All the obituaries seem to mention how prickly and uncompromising Marcella Hazan could be – and I later learned how true that was – but the first time I met her she was incredibly kind.

It was 1998, and I’d just published my first memoir, Tender at the Bone.  We’d both been invited to participate in a large cookbook signing event, and we’d been set up at the same table. Beneath the table was one carton of my book, and dozens of hers. My box remained full while hers quickly ran out. But still her fans arrived, carrying armloads of sauce-stained books, eager to see her, touch her, just bask in her presence.

Who could blame them?  This was a woman who was as important to American cooks as Julia Child, offering us an alternative to the red sauce Italian food we’d come to consider authentic.  Marcella’s food was superbly spare and completely delicious; it you followed her recipes you ended up with food that was truly Italian. And unlike Julia’s often complicated recipes, Marcella’s are simple to make and unfailingly reliable. To this day if I could have only one cookbook for the rest of my life, it would be one of hers.

But back then, sitting miserably at that table, engulfed by Marcella fans I could only think how humiliating the situation was. Engrossed in signing and talking, Marcella didn’t notice that I had no line;  hers stretched out the door. Then she looked up, and a frown crossed her face. “Go buy her book,” she ordered the woman standing in front of her.
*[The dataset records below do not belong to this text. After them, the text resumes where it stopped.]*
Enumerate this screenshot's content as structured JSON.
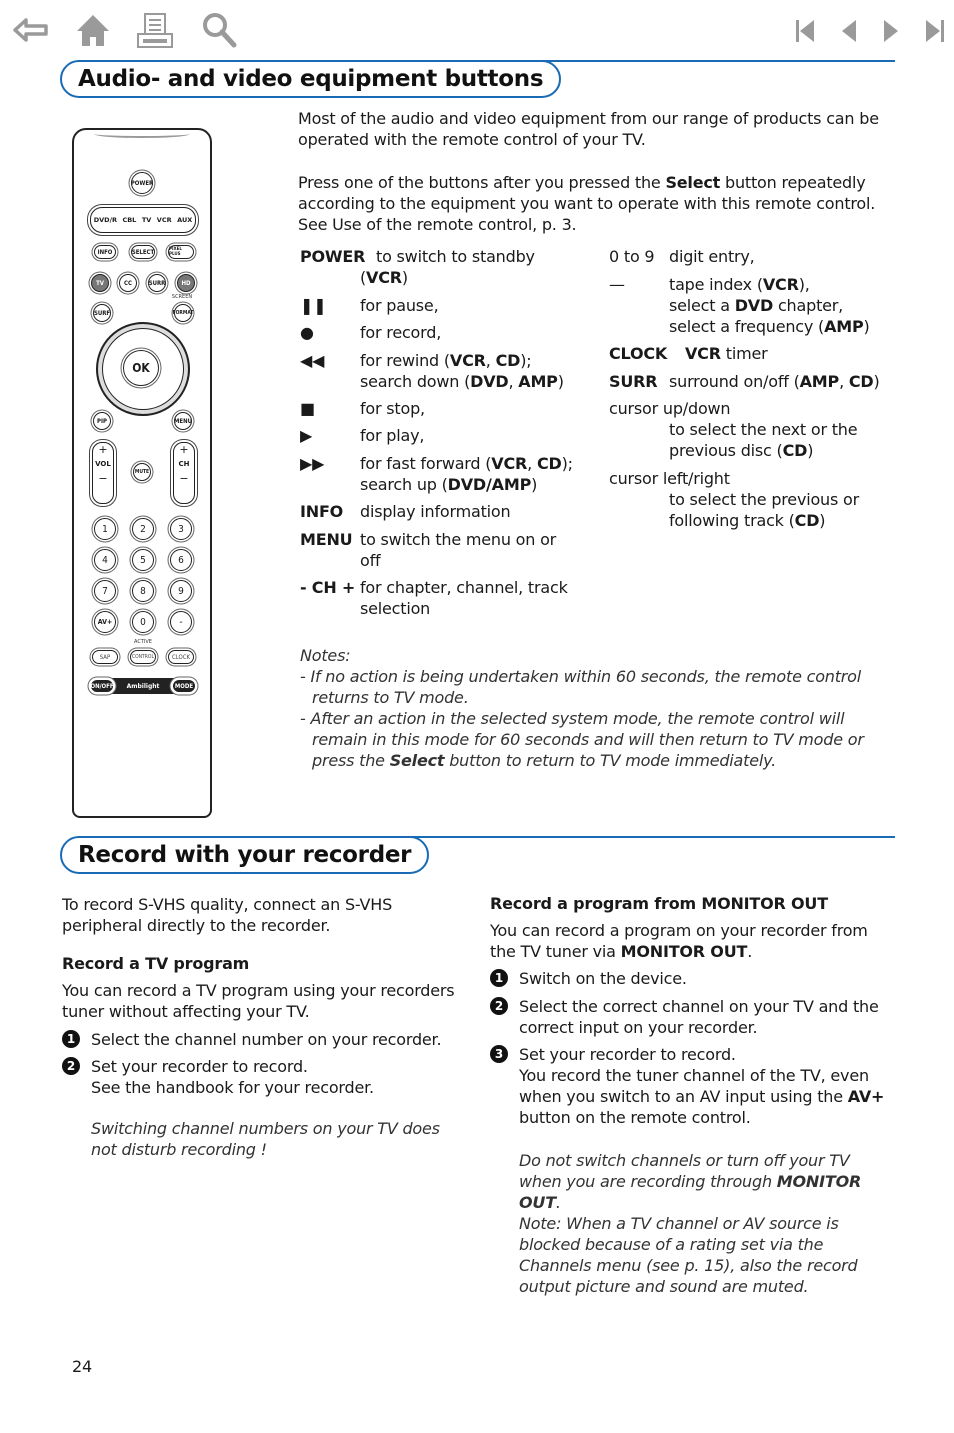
{
  "nav": {
    "left_icons": [
      "back-icon",
      "home-icon",
      "print-icon",
      "search-icon"
    ],
    "right_icons": [
      "first-page-icon",
      "previous-page-icon",
      "next-page-icon",
      "last-page-icon"
    ],
    "icon_color": "#9a9a9a",
    "accent_color": "#1a6bb5"
  },
  "section1": {
    "title": "Audio- and video equipment buttons",
    "intro": "Most of the audio and video equipment from our range of products can be operated with the remote control of your TV.",
    "press_pre": "Press one of the buttons after you pressed the ",
    "press_bold": "Select",
    "press_post": " button repeatedly according to the equipment you want to operate with this remote control. See Use of the remote control, p. 3.",
    "left_defs": [
      {
        "key": "POWER",
        "lines": [
          "to switch to standby",
          "(VCR)"
        ]
      },
      {
        "key": "❚❚",
        "lines": [
          "for pause,"
        ]
      },
      {
        "key": "●",
        "lines": [
          "for record,"
        ]
      },
      {
        "key": "◀◀",
        "lines": [
          "for rewind (VCR, CD);",
          "search down (DVD, AMP)"
        ]
      },
      {
        "key": "■",
        "lines": [
          "for stop,"
        ]
      },
      {
        "key": "▶",
        "lines": [
          "for play,"
        ]
      },
      {
        "key": "▶▶",
        "lines": [
          "for fast forward (VCR, CD);",
          "search up (DVD/AMP)"
        ]
      },
      {
        "key": "INFO",
        "lines": [
          "display information"
        ]
      },
      {
        "key": "MENU",
        "lines": [
          "to switch the menu on or",
          "off"
        ]
      },
      {
        "key": "- CH +",
        "lines": [
          "for chapter, channel, track",
          "selection"
        ]
      }
    ],
    "right_defs": [
      {
        "key": "0 to 9",
        "lines": [
          "digit entry,"
        ]
      },
      {
        "key": "—",
        "lines": [
          "tape index (VCR),",
          "select a DVD chapter,",
          "select a frequency (AMP)"
        ]
      },
      {
        "key": "CLOCK",
        "lines": [
          "VCR timer"
        ]
      },
      {
        "key": "SURR",
        "lines": [
          "surround on/off (AMP, CD)"
        ]
      },
      {
        "key": "cursor up/down",
        "lines": [
          "to select the next or the",
          "previous disc (CD)"
        ]
      },
      {
        "key": "cursor left/right",
        "lines": [
          "to select the previous or",
          "following track (CD)"
        ]
      }
    ],
    "notes_title": "Notes:",
    "note1": "If no action is being undertaken within 60 seconds, the remote control returns to TV mode.",
    "note2_pre": "After an action in the selected system mode, the remote control will remain in this mode for 60 seconds and will then return to TV mode or press the ",
    "note2_bold": "Select",
    "note2_post": " button to return to TV mode immediately."
  },
  "remote": {
    "power": "POWER",
    "modes": [
      "DVD/R",
      "CBL",
      "TV",
      "VCR",
      "AUX"
    ],
    "row1": [
      "INFO",
      "SELECT",
      "PIXEL PLUS"
    ],
    "row2": [
      "TV",
      "CC",
      "SURR",
      "HD"
    ],
    "row3": [
      "SURF",
      "FORMAT"
    ],
    "screen_label": "SCREEN",
    "ok": "OK",
    "pip": "PIP",
    "menu": "MENU",
    "vol": "VOL",
    "mute": "MUTE",
    "ch": "CH",
    "plus": "+",
    "minus": "−",
    "digits": [
      "1",
      "2",
      "3",
      "4",
      "5",
      "6",
      "7",
      "8",
      "9",
      "AV+",
      "0",
      "-"
    ],
    "active_label": "ACTIVE",
    "row_bottom": [
      "SAP",
      "CONTROL",
      "CLOCK"
    ],
    "ambilight": [
      "ON/OFF",
      "Ambilight",
      "MODE"
    ]
  },
  "section2": {
    "title": "Record with your recorder",
    "intro": "To record S-VHS quality, connect an S-VHS peripheral directly to the recorder.",
    "tv_title": "Record a TV program",
    "tv_body": "You can record a TV program using your recorders tuner without affecting your TV.",
    "tv_steps": [
      {
        "n": "1",
        "text": "Select the channel number on your recorder."
      },
      {
        "n": "2",
        "text": "Set your recorder to record.\nSee the handbook for your recorder."
      }
    ],
    "tv_note": "Switching channel numbers on your TV does not disturb recording !",
    "mon_title_pre": "Record a program from ",
    "mon_title_bold": "MONITOR OUT",
    "mon_body_pre": "You can record a program on your recorder from the TV tuner via ",
    "mon_body_bold": "MONITOR OUT",
    "mon_body_post": ".",
    "mon_steps": [
      {
        "n": "1",
        "text": "Switch on the device."
      },
      {
        "n": "2",
        "text": "Select the correct channel on your TV and the correct input on your recorder."
      },
      {
        "n": "3",
        "text": "Set your recorder to record.",
        "extra_pre": "You record the tuner channel of the TV, even when you switch to an AV input using the ",
        "extra_bold": "AV+",
        "extra_post": " button on the remote control."
      }
    ],
    "mon_note1_pre": "Do not switch channels or turn off your TV when you are recording through ",
    "mon_note1_bold": "MONITOR OUT",
    "mon_note1_post": ".",
    "mon_note2": "Note: When a TV channel or AV source is blocked because of a rating set via the Channels menu (see p. 15), also the record output picture and sound are muted."
  },
  "page_number": "24"
}
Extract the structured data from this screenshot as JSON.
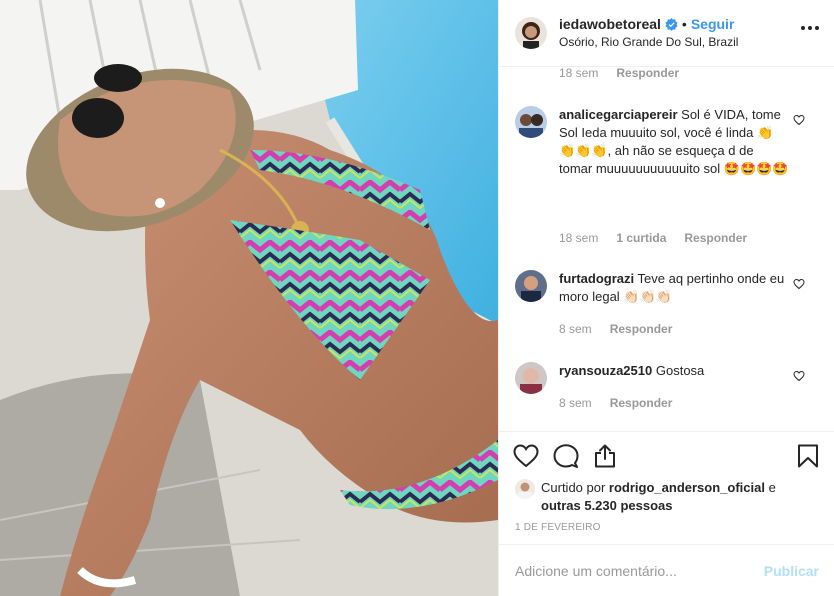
{
  "post": {
    "image_alt": "",
    "header": {
      "username": "iedawobetoreal",
      "separator": "•",
      "follow_label": "Seguir",
      "location": "Osório, Rio Grande Do Sul, Brazil"
    },
    "comments": [
      {
        "username": "",
        "text": "",
        "time": "18 sem",
        "reply_label": "Responder",
        "partial": true
      },
      {
        "username": "analicegarciapereir",
        "text": "Sol é VIDA, tome Sol Ieda muuuito sol, você é linda 👏👏👏👏, ah não se esqueça d de tomar muuuuuuuuuuuito sol 🤩🤩🤩🤩",
        "time": "18 sem",
        "likes": "1 curtida",
        "reply_label": "Responder"
      },
      {
        "username": "furtadograzi",
        "text": "Teve aq pertinho onde eu moro legal 👏🏻👏🏻👏🏻",
        "time": "8 sem",
        "reply_label": "Responder"
      },
      {
        "username": "ryansouza2510",
        "text": "Gostosa",
        "time": "8 sem",
        "reply_label": "Responder"
      }
    ],
    "likes_line": {
      "prefix": "Curtido por ",
      "user": "rodrigo_anderson_oficial",
      "middle": " e",
      "others": "outras 5.230 pessoas"
    },
    "date": "1 DE FEVEREIRO",
    "add_comment": {
      "placeholder": "Adicione um comentário...",
      "publish_label": "Publicar"
    },
    "icons": {
      "like": "heart-icon",
      "comment": "comment-bubble-icon",
      "share": "share-icon",
      "save": "bookmark-icon",
      "more": "more-options-icon",
      "verified": "verified-badge-icon",
      "comment_like": "small-heart-icon"
    },
    "colors": {
      "link_blue": "#3897f0",
      "publish_disabled": "#b2dffc",
      "muted": "#999999",
      "text": "#262626"
    }
  }
}
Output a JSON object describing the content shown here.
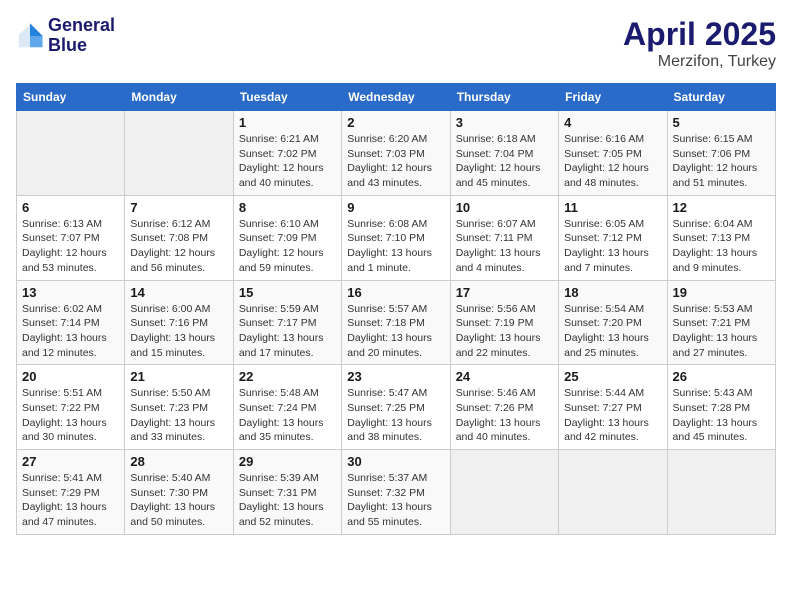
{
  "header": {
    "logo_line1": "General",
    "logo_line2": "Blue",
    "month_year": "April 2025",
    "location": "Merzifon, Turkey"
  },
  "days_of_week": [
    "Sunday",
    "Monday",
    "Tuesday",
    "Wednesday",
    "Thursday",
    "Friday",
    "Saturday"
  ],
  "weeks": [
    [
      {
        "day": "",
        "info": ""
      },
      {
        "day": "",
        "info": ""
      },
      {
        "day": "1",
        "info": "Sunrise: 6:21 AM\nSunset: 7:02 PM\nDaylight: 12 hours and 40 minutes."
      },
      {
        "day": "2",
        "info": "Sunrise: 6:20 AM\nSunset: 7:03 PM\nDaylight: 12 hours and 43 minutes."
      },
      {
        "day": "3",
        "info": "Sunrise: 6:18 AM\nSunset: 7:04 PM\nDaylight: 12 hours and 45 minutes."
      },
      {
        "day": "4",
        "info": "Sunrise: 6:16 AM\nSunset: 7:05 PM\nDaylight: 12 hours and 48 minutes."
      },
      {
        "day": "5",
        "info": "Sunrise: 6:15 AM\nSunset: 7:06 PM\nDaylight: 12 hours and 51 minutes."
      }
    ],
    [
      {
        "day": "6",
        "info": "Sunrise: 6:13 AM\nSunset: 7:07 PM\nDaylight: 12 hours and 53 minutes."
      },
      {
        "day": "7",
        "info": "Sunrise: 6:12 AM\nSunset: 7:08 PM\nDaylight: 12 hours and 56 minutes."
      },
      {
        "day": "8",
        "info": "Sunrise: 6:10 AM\nSunset: 7:09 PM\nDaylight: 12 hours and 59 minutes."
      },
      {
        "day": "9",
        "info": "Sunrise: 6:08 AM\nSunset: 7:10 PM\nDaylight: 13 hours and 1 minute."
      },
      {
        "day": "10",
        "info": "Sunrise: 6:07 AM\nSunset: 7:11 PM\nDaylight: 13 hours and 4 minutes."
      },
      {
        "day": "11",
        "info": "Sunrise: 6:05 AM\nSunset: 7:12 PM\nDaylight: 13 hours and 7 minutes."
      },
      {
        "day": "12",
        "info": "Sunrise: 6:04 AM\nSunset: 7:13 PM\nDaylight: 13 hours and 9 minutes."
      }
    ],
    [
      {
        "day": "13",
        "info": "Sunrise: 6:02 AM\nSunset: 7:14 PM\nDaylight: 13 hours and 12 minutes."
      },
      {
        "day": "14",
        "info": "Sunrise: 6:00 AM\nSunset: 7:16 PM\nDaylight: 13 hours and 15 minutes."
      },
      {
        "day": "15",
        "info": "Sunrise: 5:59 AM\nSunset: 7:17 PM\nDaylight: 13 hours and 17 minutes."
      },
      {
        "day": "16",
        "info": "Sunrise: 5:57 AM\nSunset: 7:18 PM\nDaylight: 13 hours and 20 minutes."
      },
      {
        "day": "17",
        "info": "Sunrise: 5:56 AM\nSunset: 7:19 PM\nDaylight: 13 hours and 22 minutes."
      },
      {
        "day": "18",
        "info": "Sunrise: 5:54 AM\nSunset: 7:20 PM\nDaylight: 13 hours and 25 minutes."
      },
      {
        "day": "19",
        "info": "Sunrise: 5:53 AM\nSunset: 7:21 PM\nDaylight: 13 hours and 27 minutes."
      }
    ],
    [
      {
        "day": "20",
        "info": "Sunrise: 5:51 AM\nSunset: 7:22 PM\nDaylight: 13 hours and 30 minutes."
      },
      {
        "day": "21",
        "info": "Sunrise: 5:50 AM\nSunset: 7:23 PM\nDaylight: 13 hours and 33 minutes."
      },
      {
        "day": "22",
        "info": "Sunrise: 5:48 AM\nSunset: 7:24 PM\nDaylight: 13 hours and 35 minutes."
      },
      {
        "day": "23",
        "info": "Sunrise: 5:47 AM\nSunset: 7:25 PM\nDaylight: 13 hours and 38 minutes."
      },
      {
        "day": "24",
        "info": "Sunrise: 5:46 AM\nSunset: 7:26 PM\nDaylight: 13 hours and 40 minutes."
      },
      {
        "day": "25",
        "info": "Sunrise: 5:44 AM\nSunset: 7:27 PM\nDaylight: 13 hours and 42 minutes."
      },
      {
        "day": "26",
        "info": "Sunrise: 5:43 AM\nSunset: 7:28 PM\nDaylight: 13 hours and 45 minutes."
      }
    ],
    [
      {
        "day": "27",
        "info": "Sunrise: 5:41 AM\nSunset: 7:29 PM\nDaylight: 13 hours and 47 minutes."
      },
      {
        "day": "28",
        "info": "Sunrise: 5:40 AM\nSunset: 7:30 PM\nDaylight: 13 hours and 50 minutes."
      },
      {
        "day": "29",
        "info": "Sunrise: 5:39 AM\nSunset: 7:31 PM\nDaylight: 13 hours and 52 minutes."
      },
      {
        "day": "30",
        "info": "Sunrise: 5:37 AM\nSunset: 7:32 PM\nDaylight: 13 hours and 55 minutes."
      },
      {
        "day": "",
        "info": ""
      },
      {
        "day": "",
        "info": ""
      },
      {
        "day": "",
        "info": ""
      }
    ]
  ]
}
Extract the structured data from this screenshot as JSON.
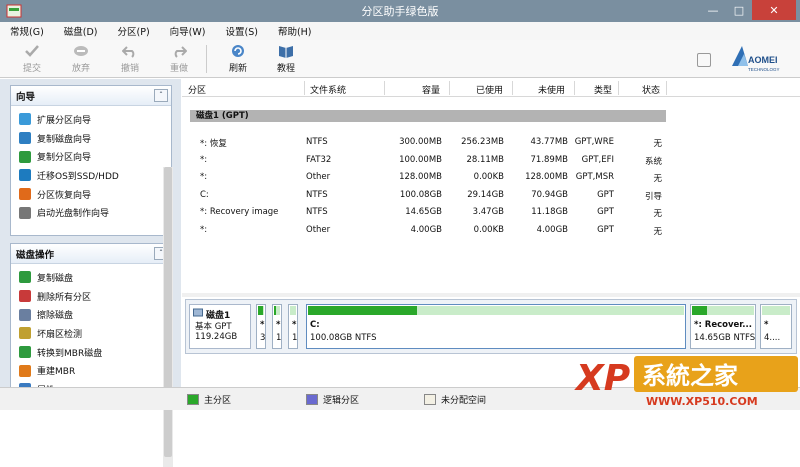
{
  "window": {
    "title": "分区助手绿色版"
  },
  "menu": [
    "常规(G)",
    "磁盘(D)",
    "分区(P)",
    "向导(W)",
    "设置(S)",
    "帮助(H)"
  ],
  "toolbar": {
    "commit": "提交",
    "discard": "放弃",
    "undo": "撤销",
    "redo": "重做",
    "refresh": "刷新",
    "tutorial": "教程"
  },
  "brand": {
    "name": "AOMEI",
    "sub": "TECHNOLOGY"
  },
  "wizard_panel": {
    "title": "向导",
    "items": [
      "扩展分区向导",
      "复制磁盘向导",
      "复制分区向导",
      "迁移OS到SSD/HDD",
      "分区恢复向导",
      "启动光盘制作向导"
    ]
  },
  "disk_ops_panel": {
    "title": "磁盘操作",
    "items": [
      "复制磁盘",
      "删除所有分区",
      "擦除磁盘",
      "坏扇区检测",
      "转换到MBR磁盘",
      "重建MBR",
      "属性"
    ]
  },
  "table": {
    "headers": [
      "分区",
      "文件系统",
      "容量",
      "已使用",
      "未使用",
      "类型",
      "状态"
    ],
    "disk_label": "磁盘1 (GPT)",
    "rows": [
      [
        "*: 恢复",
        "NTFS",
        "300.00MB",
        "256.23MB",
        "43.77MB",
        "GPT,WRE",
        "无"
      ],
      [
        "*:",
        "FAT32",
        "100.00MB",
        "28.11MB",
        "71.89MB",
        "GPT,EFI",
        "系统"
      ],
      [
        "*:",
        "Other",
        "128.00MB",
        "0.00KB",
        "128.00MB",
        "GPT,MSR",
        "无"
      ],
      [
        "C:",
        "NTFS",
        "100.08GB",
        "29.14GB",
        "70.94GB",
        "GPT",
        "引导"
      ],
      [
        "*: Recovery image",
        "NTFS",
        "14.65GB",
        "3.47GB",
        "11.18GB",
        "GPT",
        "无"
      ],
      [
        "*:",
        "Other",
        "4.00GB",
        "0.00KB",
        "4.00GB",
        "GPT",
        "无"
      ]
    ]
  },
  "disk_map": {
    "disk_name": "磁盘1",
    "disk_type": "基本 GPT",
    "disk_size": "119.24GB",
    "parts": [
      {
        "l1": "*",
        "l2": "3",
        "used": 0.85
      },
      {
        "l1": "*",
        "l2": "1",
        "used": 0.28
      },
      {
        "l1": "*",
        "l2": "1",
        "used": 0.0
      },
      {
        "l1": "C:",
        "l2": "100.08GB NTFS",
        "used": 0.29
      },
      {
        "l1": "*: Recover...",
        "l2": "14.65GB NTFS",
        "used": 0.24
      },
      {
        "l1": "*",
        "l2": "4....",
        "used": 0.0
      }
    ]
  },
  "legend": {
    "primary": "主分区",
    "logical": "逻辑分区",
    "unallocated": "未分配空间"
  },
  "colors": {
    "primary": "#2aa82a",
    "logical": "#6a6ad0",
    "unallocated": "#f3f0e4"
  },
  "watermark": {
    "text": "系統之家",
    "url": "WWW.XP510.COM"
  }
}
Marcella could be imperious. 

Marcella’s fans were loath to disobey her, and by the end of the evening I’d sold all my books. When the last one was gone Marcella rose and put on her coat. “You’ll see,” she said kindly, patting my arm in a farewell gesture, “it will get better.”

I think about that every time I make her famous tomato sauce. It’s the epitome of Marcella: three ingredients, 45 minutes, and a recipe for total happiness. Nothing smells better as it cooks, and no food is more comforting.

Thank you Marcella, for everything.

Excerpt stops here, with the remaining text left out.